• Dental implants are the most effective and predictable method of replacing missing teeth.
  • The vast majority of adult patients may benefit from dental implants, which can be inserted into the jaw bone at any age.
  • Medical titanium implants have increased resistance as well as excellent biocompatibility.
  • Screw type implants replace the natural root of an extracted tooth. It represents the intraosseous part of the future tooth, with a dental crown being adapted over it by means of a prosthetic connector(abutment).
  • The implant can represent the foundation for a single tooth or for a larger prosthetic construction, such as a dental bridge, when more implants are being inserted.
  • Depending on the clinical situation, implants can be immediately loaded with a dental crown or at an interval of 3-6 months after the surgical stage.
  • The intervention of inserting a dental implant is carried out under local anaesthesia and it’s not painful, even when it is carried out in the same appointment as the tooth extraction.
  • The dental implant once integrated into the jaw bone will stop bone atrophy.
  • Patients receiving treatment through dental implants are asked to maintain regular checkups and professional scaling and brushing every 6 months.

There are clinical situations in which a dental implant can not be inserted until surgical sinus lift surgery is performed

The maxillary sinus is a cavity full of air, which communicates with the nasal cavity and other sinuses. Sinus lift is an oral surgery procedure that aims to elevate the maxillary sinus membrane in order to add an amount of bone. The added bone is required for the insertion of a dental implant because the implant will be attached to that bone. The most common cause that leads to sinus lift is represented by dental extractions. Once a tooth is extracted, the surrounding bone begins a slow but steady process of atrophy with a reduction in volume. Generally around 4-5 years after extraction, the bone is reduced 60-70%, making it impossible to insert a dental implant without bone addition in the posterior maxilla.
  • Gum incision
  • After bone discovery, the alveolar ridge is smoothed (in certain situations)
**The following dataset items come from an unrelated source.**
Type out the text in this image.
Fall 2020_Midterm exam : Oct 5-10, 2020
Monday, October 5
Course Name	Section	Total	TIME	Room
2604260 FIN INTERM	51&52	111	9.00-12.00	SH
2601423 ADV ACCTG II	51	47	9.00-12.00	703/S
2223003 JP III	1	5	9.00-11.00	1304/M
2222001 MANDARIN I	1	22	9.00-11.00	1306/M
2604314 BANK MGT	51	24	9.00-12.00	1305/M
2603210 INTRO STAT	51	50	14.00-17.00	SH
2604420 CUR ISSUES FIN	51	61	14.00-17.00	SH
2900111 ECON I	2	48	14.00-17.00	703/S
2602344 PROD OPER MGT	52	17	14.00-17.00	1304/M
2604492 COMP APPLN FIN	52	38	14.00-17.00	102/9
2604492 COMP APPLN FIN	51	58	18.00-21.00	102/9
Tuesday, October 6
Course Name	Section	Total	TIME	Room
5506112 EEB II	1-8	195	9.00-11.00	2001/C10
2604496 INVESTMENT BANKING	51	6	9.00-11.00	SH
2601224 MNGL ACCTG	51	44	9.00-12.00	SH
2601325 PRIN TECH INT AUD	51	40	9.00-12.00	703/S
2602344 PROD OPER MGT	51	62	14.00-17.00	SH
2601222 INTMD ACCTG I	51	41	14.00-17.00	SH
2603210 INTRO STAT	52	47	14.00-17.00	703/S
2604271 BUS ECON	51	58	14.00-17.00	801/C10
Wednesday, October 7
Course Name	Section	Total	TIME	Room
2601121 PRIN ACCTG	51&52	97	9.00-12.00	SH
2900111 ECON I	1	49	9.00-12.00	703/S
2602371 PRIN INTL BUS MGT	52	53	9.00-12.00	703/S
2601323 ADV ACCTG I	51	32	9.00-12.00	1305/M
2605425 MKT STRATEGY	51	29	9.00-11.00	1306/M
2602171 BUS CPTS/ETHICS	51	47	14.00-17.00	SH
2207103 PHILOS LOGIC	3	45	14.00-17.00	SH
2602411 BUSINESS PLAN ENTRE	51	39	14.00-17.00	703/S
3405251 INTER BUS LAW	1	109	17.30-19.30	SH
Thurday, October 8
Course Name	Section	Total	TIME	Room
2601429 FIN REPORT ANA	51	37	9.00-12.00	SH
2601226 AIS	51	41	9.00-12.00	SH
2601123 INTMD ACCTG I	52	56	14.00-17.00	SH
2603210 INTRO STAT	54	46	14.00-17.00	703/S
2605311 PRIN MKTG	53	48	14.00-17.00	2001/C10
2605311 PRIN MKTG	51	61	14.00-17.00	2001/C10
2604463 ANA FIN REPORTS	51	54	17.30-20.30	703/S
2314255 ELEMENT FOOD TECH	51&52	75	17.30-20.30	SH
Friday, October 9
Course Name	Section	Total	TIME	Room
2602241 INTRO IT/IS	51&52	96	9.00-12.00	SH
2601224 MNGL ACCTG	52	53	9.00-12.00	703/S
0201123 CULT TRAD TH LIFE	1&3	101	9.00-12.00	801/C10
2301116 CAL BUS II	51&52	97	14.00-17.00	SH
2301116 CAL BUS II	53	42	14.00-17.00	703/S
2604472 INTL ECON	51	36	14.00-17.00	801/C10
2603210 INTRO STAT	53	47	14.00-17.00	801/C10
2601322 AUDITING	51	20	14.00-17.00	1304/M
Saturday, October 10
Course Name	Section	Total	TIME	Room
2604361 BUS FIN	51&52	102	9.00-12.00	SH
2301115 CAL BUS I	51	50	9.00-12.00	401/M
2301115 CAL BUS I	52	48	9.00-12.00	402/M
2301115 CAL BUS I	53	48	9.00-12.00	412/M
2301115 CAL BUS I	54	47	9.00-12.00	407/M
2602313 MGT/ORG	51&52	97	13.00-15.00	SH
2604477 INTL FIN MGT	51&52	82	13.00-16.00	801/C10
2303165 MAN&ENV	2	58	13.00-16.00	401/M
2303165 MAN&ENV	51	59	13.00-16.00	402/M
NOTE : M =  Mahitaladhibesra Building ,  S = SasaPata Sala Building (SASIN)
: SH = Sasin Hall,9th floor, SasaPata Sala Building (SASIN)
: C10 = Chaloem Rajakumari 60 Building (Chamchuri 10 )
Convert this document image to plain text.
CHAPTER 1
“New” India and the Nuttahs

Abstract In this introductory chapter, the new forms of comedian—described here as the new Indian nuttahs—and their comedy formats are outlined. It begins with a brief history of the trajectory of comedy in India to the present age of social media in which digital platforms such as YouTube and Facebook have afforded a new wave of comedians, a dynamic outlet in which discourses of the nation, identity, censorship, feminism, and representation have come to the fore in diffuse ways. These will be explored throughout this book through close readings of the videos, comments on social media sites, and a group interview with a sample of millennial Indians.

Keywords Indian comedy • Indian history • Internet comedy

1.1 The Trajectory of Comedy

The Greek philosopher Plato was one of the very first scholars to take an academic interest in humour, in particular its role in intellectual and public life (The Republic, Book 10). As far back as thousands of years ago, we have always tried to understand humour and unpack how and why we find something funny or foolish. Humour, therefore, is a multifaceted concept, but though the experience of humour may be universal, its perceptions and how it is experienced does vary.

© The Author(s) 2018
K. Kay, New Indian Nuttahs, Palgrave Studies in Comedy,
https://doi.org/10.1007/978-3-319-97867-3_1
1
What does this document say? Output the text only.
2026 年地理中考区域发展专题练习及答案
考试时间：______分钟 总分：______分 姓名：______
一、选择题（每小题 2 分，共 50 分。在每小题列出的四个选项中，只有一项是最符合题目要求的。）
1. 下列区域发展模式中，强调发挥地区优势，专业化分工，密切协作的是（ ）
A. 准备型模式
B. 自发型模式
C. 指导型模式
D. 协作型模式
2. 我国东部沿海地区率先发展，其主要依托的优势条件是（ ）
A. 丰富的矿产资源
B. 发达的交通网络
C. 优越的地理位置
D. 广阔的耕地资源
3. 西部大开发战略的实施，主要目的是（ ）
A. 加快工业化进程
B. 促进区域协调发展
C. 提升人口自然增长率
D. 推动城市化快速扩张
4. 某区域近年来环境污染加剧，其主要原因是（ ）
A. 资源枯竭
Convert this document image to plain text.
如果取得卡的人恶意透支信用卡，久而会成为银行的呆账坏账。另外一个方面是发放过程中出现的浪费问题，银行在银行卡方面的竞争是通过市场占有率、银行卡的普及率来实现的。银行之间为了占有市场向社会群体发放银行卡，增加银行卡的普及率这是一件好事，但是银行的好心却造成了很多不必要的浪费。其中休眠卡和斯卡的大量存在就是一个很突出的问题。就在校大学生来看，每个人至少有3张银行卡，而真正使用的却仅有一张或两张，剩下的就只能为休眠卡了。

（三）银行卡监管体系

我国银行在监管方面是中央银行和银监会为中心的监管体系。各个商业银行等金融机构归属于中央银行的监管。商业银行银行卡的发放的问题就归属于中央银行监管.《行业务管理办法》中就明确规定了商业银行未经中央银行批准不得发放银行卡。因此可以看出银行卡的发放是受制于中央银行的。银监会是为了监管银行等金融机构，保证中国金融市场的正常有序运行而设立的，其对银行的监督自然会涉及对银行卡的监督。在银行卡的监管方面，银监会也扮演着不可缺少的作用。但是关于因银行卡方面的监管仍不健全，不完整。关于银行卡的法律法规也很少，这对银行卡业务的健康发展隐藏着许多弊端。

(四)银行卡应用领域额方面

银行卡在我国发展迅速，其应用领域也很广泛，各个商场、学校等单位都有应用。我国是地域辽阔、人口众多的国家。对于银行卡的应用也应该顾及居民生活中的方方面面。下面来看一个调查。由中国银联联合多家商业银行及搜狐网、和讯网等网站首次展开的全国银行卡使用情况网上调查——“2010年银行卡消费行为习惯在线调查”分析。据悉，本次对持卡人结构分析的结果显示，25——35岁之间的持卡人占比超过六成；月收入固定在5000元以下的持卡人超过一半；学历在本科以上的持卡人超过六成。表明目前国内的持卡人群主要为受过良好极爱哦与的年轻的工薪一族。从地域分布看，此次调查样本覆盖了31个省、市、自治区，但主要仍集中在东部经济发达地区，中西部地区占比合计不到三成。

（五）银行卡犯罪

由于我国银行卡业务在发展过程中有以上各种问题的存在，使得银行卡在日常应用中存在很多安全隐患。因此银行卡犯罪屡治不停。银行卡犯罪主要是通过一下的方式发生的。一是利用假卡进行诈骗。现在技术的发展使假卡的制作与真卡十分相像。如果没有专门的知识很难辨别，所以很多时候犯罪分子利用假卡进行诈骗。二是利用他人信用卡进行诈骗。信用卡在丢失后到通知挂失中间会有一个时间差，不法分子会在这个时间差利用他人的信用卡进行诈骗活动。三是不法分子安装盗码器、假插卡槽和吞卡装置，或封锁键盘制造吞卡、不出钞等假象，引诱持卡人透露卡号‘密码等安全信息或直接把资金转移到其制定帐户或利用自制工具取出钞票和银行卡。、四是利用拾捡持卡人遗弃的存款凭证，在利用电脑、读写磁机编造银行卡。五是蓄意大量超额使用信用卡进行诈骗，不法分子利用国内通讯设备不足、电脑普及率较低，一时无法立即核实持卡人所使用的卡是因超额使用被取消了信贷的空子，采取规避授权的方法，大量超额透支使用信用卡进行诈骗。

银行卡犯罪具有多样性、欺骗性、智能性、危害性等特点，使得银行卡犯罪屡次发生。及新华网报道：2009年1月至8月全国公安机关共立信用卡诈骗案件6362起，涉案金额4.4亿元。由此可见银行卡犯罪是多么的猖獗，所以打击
  • Creating an implant site in the bone (neoalveolus)
  • The orifice (osteotomy) is gradually widened to insert the dental implant
  • Implant insertion using the surgical motor or the hand key
  • The implant is usually placed at bone level or 1 mm below
  • Mounting the cover screw
  • Gum suture
7-10 days after the intervention, the patient is asked to return for suture removal. There is a waiting period of 3-6 months, during which the dental implant will go through an essential step called osseointegration (provisional dental crowns can be manufactured during this time).
  • After 3-6 months, the implant is uncovered and a healing abutment is placed
  • Allow 1-2 weeks for gum healing
  • The impression for the permanent dental crown is taken
  • The prosthetic abutment together with the dental crown are placed into position.